Study ID’s major roadblocks to follow-up colon-cancer care

Getting people into a medical clinic after they’ve had an irregular at-home colon-cancer screening result can be difficult or impossible for those facing transportation and language barriers, according to a new study published in JAMA Network Open.

Based in interviews with 21 primary-care providers and staff at Harborview Medical Center, key obstacles were: 

  • Transportation: Patients often told medical staff that they either didn’t have access to transportation or didn’t have friends or relatives who could accompany them to the appointments or colonoscopies.
  • Translation services: Many of the patients required an interpreter, the lack of which made follow-up appointments difficult to schedule.

“There are multiple barriers to colonoscopy completion,” said lead researcher Dr. Rachel Issaka, a UW Medicine gastroenterologist and researcher at the Fred Hutchinson Cancer Research Center. “So our solution needs to be multipronged.”

For patients experiencing homelessness, other factors came into play, such as lack of access to telephones or to restrooms to complete the bowel preparation. 

Lack of coordination between specialty clinics and primary-care clinics was also cited, as were staffing shortages and insurance approvals.

Issaka and the paper's co-authors are studying the potential use of non-traditional transportation services for appointments, multilingual patient-education videos, and increased use of patient navigation services.
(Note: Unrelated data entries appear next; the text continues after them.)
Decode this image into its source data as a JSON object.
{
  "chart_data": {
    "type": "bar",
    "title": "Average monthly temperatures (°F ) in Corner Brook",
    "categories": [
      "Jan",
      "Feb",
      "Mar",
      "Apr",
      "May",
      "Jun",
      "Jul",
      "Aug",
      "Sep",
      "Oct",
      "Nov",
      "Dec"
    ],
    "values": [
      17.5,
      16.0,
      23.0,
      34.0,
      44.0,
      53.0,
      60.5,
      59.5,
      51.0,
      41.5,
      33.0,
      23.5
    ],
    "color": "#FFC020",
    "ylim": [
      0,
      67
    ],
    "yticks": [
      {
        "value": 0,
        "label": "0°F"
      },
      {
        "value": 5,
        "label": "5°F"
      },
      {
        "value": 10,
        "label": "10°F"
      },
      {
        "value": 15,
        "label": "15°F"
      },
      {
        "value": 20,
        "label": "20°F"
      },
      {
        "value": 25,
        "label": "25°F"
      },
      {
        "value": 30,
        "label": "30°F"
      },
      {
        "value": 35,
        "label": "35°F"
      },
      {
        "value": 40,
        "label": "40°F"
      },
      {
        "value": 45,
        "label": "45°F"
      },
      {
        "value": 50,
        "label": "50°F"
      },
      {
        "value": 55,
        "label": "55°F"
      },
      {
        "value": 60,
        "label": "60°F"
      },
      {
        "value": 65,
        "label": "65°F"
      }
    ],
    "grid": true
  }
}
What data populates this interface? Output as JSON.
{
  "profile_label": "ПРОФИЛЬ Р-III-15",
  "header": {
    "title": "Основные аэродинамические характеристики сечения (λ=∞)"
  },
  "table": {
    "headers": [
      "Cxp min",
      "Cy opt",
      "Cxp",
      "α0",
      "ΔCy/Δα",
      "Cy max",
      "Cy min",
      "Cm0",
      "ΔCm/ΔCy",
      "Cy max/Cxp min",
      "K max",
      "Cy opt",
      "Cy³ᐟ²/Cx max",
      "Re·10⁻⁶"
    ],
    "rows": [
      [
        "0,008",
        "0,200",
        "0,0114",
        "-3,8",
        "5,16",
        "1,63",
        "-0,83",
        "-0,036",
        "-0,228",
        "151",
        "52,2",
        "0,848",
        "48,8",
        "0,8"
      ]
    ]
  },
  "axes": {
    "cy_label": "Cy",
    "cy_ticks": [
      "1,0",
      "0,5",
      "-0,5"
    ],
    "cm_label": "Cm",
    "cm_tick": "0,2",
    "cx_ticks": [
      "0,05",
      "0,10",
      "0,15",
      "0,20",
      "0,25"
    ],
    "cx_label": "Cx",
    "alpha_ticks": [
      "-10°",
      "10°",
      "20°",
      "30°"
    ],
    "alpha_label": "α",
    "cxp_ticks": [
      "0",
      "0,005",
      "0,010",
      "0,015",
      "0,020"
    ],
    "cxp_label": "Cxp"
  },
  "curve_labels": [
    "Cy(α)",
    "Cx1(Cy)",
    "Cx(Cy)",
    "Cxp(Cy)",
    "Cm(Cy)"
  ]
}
The report noted “clear evidence that screening for colorectal cancer by stool-based tests is cost effective and saves lives; however screening remains underused, especially among members of the racial/ethnic minority groups and low-income populations.”

Two commonly used stool-based screening instruments are the fecal immunochemical test (FIT) and the FIT-DNA test. Today it is recommended that people ages 45-75 complete a FIT test annually. The FIT-DNA test is recommended for the same age group every three years if the result is normal. 

Currently the proportion of patients with abnormal FIT results who complete a diagnostic colonoscopy rarely exceeds 50% in most “safety net” hospitals such as Harborview, the report states.

At Harborview, a review of about 300 patients who received abnormal FIT results between 2014 and 2018 showed only 41% completed a follow-up colonoscopy within one year.  The goal of the U.S. Multi-Society Tasks Force is 80%.

At-home screenings and follow-up care are especially important for people with a family history of colorectal cancer and for Black people, who have poor colon-cancer outcomes relative to other populations, Issaka said. In the United States, Black people are 20% more likely than non-Hispanic white people to be diagnosed with the disease and about 40% more likely to die from it. In general, colon cancer is the third-highest cause of cancer deaths after lung cancer and breast and prostate cancer (tied at No. 2.)

Colon cancer, if diagnosed at an early stage, has a five-year survival rate of 90%. Yet it is estimated that only 65% of the U.S. population actually follows screening recommendations. Offering an at-home test increases colon-cancer screening participation by 22%, according to a 2018 study that Issaka led.